O voar num limite improvável
Nos dias monótonos, especialmente nos finais de semana, a solidão toma conta do quarto vazio. A luz do sol que entra pelas frestas da persiana desenha linhas no piso empoeirado, enquanto o silêncio é apenas quebrado pelo canto distante dos pássaros. Sem alternativas, a TV se torna a única companhia possível, uma fuga momentânea da própria solidão.
Envoltos em pijamas quadriculados e com semblantes fechados, acomodamo-nos no sofá com uma xícara de café fumegante nas mãos.
A textura áspera do tecido contra a pele e o calor reconfortante da bebida servem como um lembrete fugaz da nossa presença física. Pés para o ar, ligamos a TV e iniciamos a busca por algo interessante nos canais, focando principalmente nos de filmes e séries.

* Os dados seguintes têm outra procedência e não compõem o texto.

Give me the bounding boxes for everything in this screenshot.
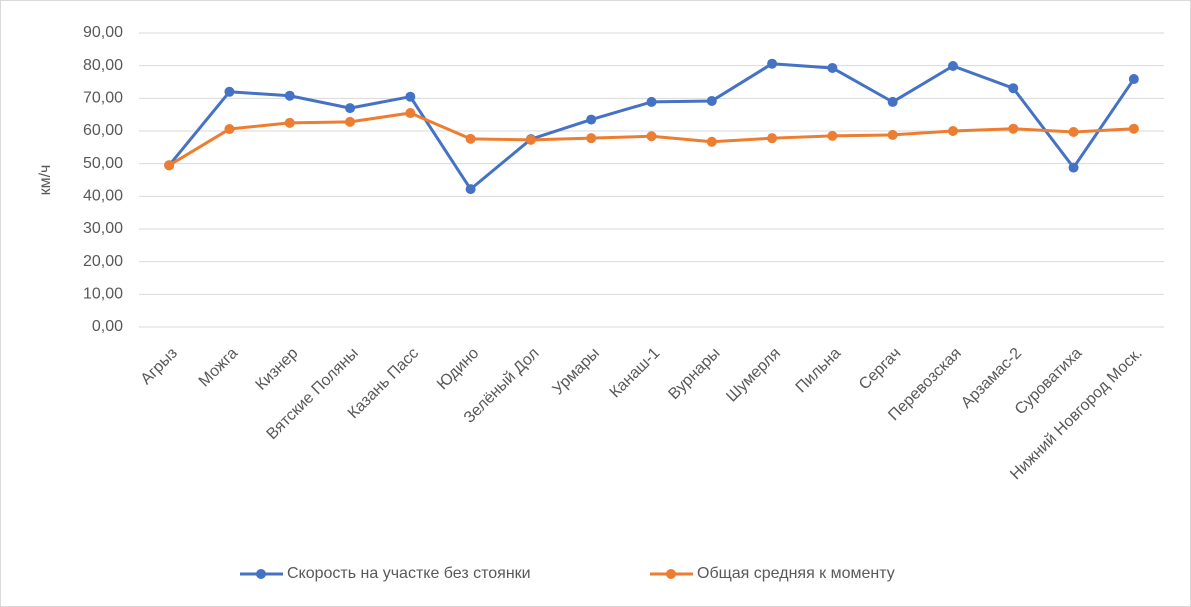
data-point	[1068, 162, 1079, 173]
legend-label: Скорость на участке без стоянки	[287, 565, 531, 582]
y-tick-label: 0,00	[92, 318, 123, 335]
data-point	[405, 108, 416, 119]
data-point	[887, 96, 898, 107]
data-point	[1008, 83, 1019, 94]
y-tick-label: 10,00	[83, 286, 123, 303]
data-point	[887, 129, 898, 140]
data-point	[706, 136, 717, 147]
data-point	[345, 103, 356, 114]
data-point	[405, 91, 416, 102]
y-tick-label: 50,00	[83, 155, 123, 172]
y-tick-label: 80,00	[83, 57, 123, 74]
data-point	[1128, 123, 1139, 134]
data-point	[767, 58, 778, 69]
data-point	[947, 126, 958, 136]
data-point	[1008, 123, 1019, 134]
data-point	[827, 130, 838, 141]
legend-marker	[256, 569, 266, 579]
data-point	[767, 133, 778, 144]
data-point	[224, 124, 235, 135]
data-point	[284, 90, 295, 101]
data-point	[646, 96, 657, 107]
y-tick-label: 40,00	[83, 188, 123, 205]
data-point	[586, 133, 597, 144]
data-point	[646, 131, 657, 142]
legend-marker	[666, 569, 676, 579]
y-tick-label: 90,00	[83, 24, 123, 41]
y-tick-label: 60,00	[83, 122, 123, 139]
data-point	[345, 116, 356, 127]
y-tick-label: 70,00	[83, 90, 123, 107]
y-tick-label: 30,00	[83, 220, 123, 237]
data-point	[827, 62, 838, 73]
data-point	[525, 134, 536, 145]
data-point	[284, 117, 295, 128]
data-point	[164, 160, 175, 171]
data-point	[586, 114, 597, 125]
data-point	[465, 133, 476, 144]
y-axis-label: км/ч	[37, 165, 54, 196]
data-point	[947, 60, 958, 71]
data-point	[1068, 126, 1079, 137]
data-point	[465, 184, 476, 195]
data-point	[1128, 74, 1139, 85]
legend-label: Общая средняя к моменту	[697, 565, 895, 582]
data-point	[224, 86, 235, 97]
y-tick-label: 20,00	[83, 253, 123, 270]
data-point	[706, 95, 717, 106]
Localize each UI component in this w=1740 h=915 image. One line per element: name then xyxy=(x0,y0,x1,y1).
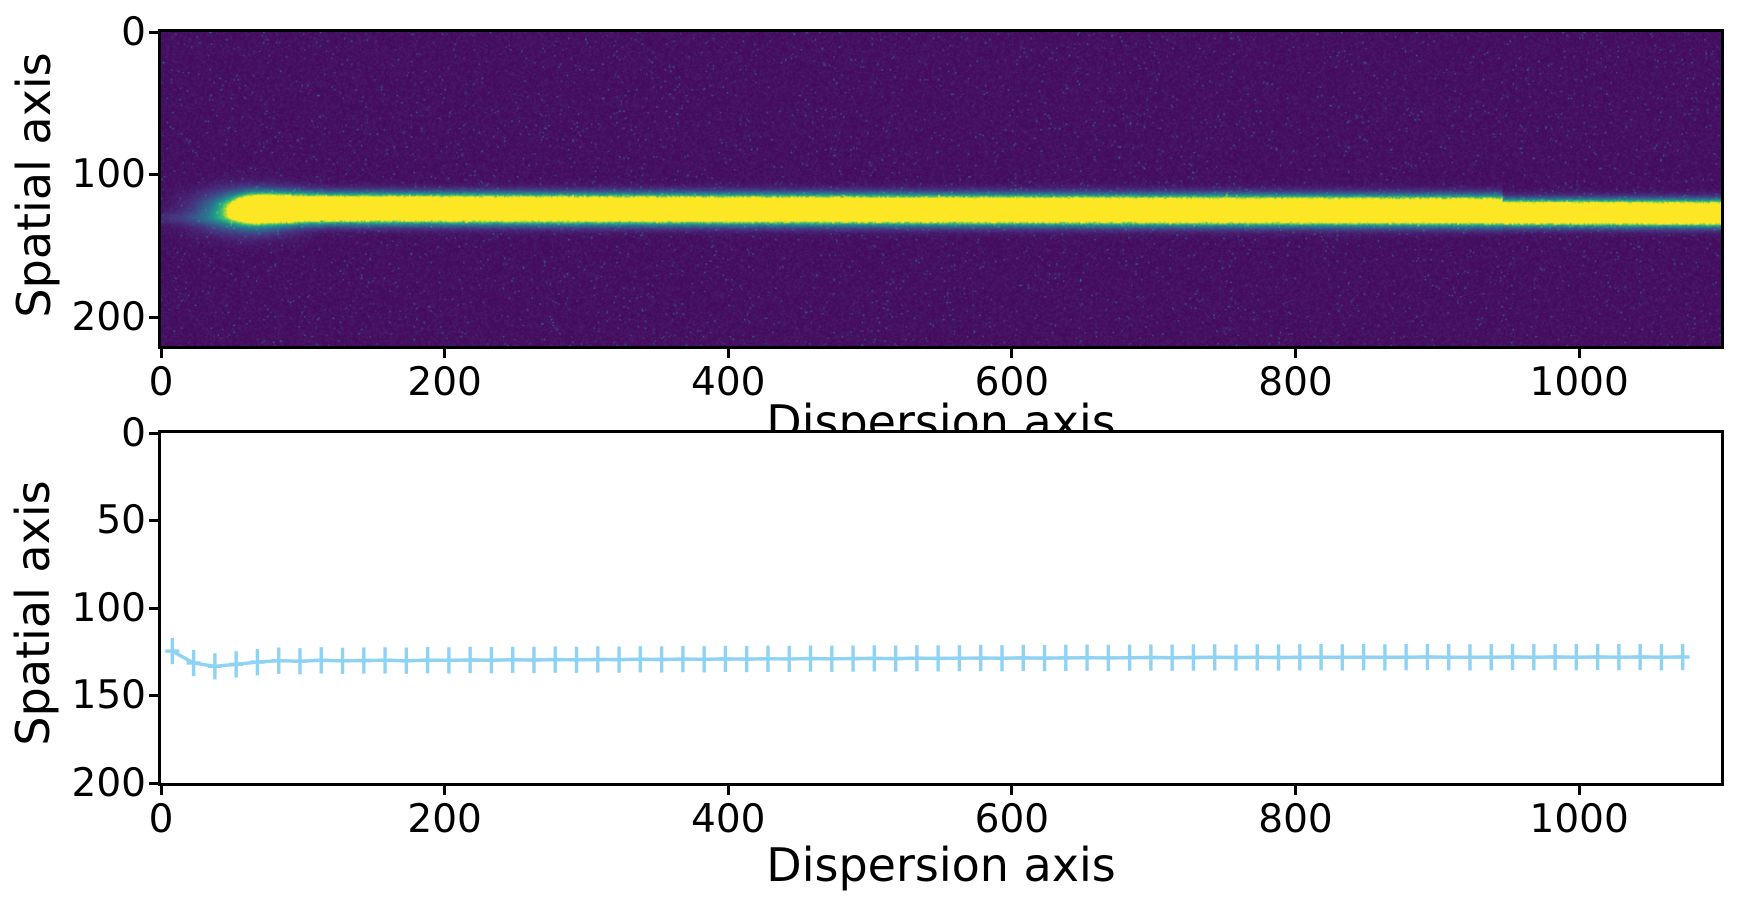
tick-label: 100 xyxy=(6,155,146,194)
tick-label: 150 xyxy=(6,676,146,715)
tick-mark xyxy=(149,173,158,176)
tick-mark xyxy=(727,786,730,795)
tick-label: 200 xyxy=(6,298,146,337)
tick-mark xyxy=(149,519,158,522)
tick-mark xyxy=(1294,349,1297,358)
trace-line xyxy=(172,651,1682,666)
tick-mark xyxy=(149,432,158,435)
tick-mark xyxy=(1010,349,1013,358)
tick-label: 1000 xyxy=(1530,363,1629,402)
tick-mark xyxy=(149,31,158,34)
tick-mark xyxy=(160,786,163,795)
tick-mark xyxy=(727,349,730,358)
tick-mark xyxy=(149,694,158,697)
spectrum-heatmap-image xyxy=(161,32,1721,346)
tick-mark xyxy=(443,786,446,795)
tick-label: 0 xyxy=(6,13,146,52)
bottom-axes xyxy=(158,430,1724,786)
figure: Dispersion axis Spatial axis Spatial axi… xyxy=(0,0,1740,915)
tick-mark xyxy=(149,607,158,610)
tick-label: 600 xyxy=(975,363,1049,402)
tick-label: 50 xyxy=(6,501,146,540)
tick-mark xyxy=(1294,786,1297,795)
tick-mark xyxy=(1578,349,1581,358)
tick-label: 200 xyxy=(6,764,146,803)
trace-plot xyxy=(161,433,1721,783)
tick-mark xyxy=(149,782,158,785)
tick-label: 0 xyxy=(6,414,146,453)
tick-mark xyxy=(1010,786,1013,795)
tick-label: 100 xyxy=(6,589,146,628)
tick-label: 0 xyxy=(149,800,174,839)
tick-label: 1000 xyxy=(1530,800,1629,839)
tick-mark xyxy=(149,316,158,319)
tick-label: 200 xyxy=(407,800,481,839)
tick-label: 200 xyxy=(407,363,481,402)
tick-mark xyxy=(443,349,446,358)
top-axes xyxy=(158,29,1724,349)
tick-label: 600 xyxy=(975,800,1049,839)
tick-label: 800 xyxy=(1258,800,1332,839)
tick-label: 400 xyxy=(691,800,765,839)
bottom-xlabel: Dispersion axis xyxy=(766,841,1115,889)
tick-mark xyxy=(160,349,163,358)
tick-label: 400 xyxy=(691,363,765,402)
tick-mark xyxy=(1578,786,1581,795)
tick-label: 800 xyxy=(1258,363,1332,402)
tick-label: 0 xyxy=(149,363,174,402)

Apáticos, zappeamos pelos canais e paramos em um qualquer. A imagem na tela se transforma em um borrão de cores e formas enquanto o som se mistura em um ruído incompreensível. É como se estivéssemos navegando em um mar de opções, sem bússola e sem destino. Finalmente, paramos em um canal que exibe uma série de época aleatória.
Com ritmo lento, argumento insólito e arrastado, a série parece ter sido feita apenas para preencher o catálogo do streaming. A trama gira em torno de uma família disfuncional em um episódio qualquer, com personagens sem carisma e situações clichês.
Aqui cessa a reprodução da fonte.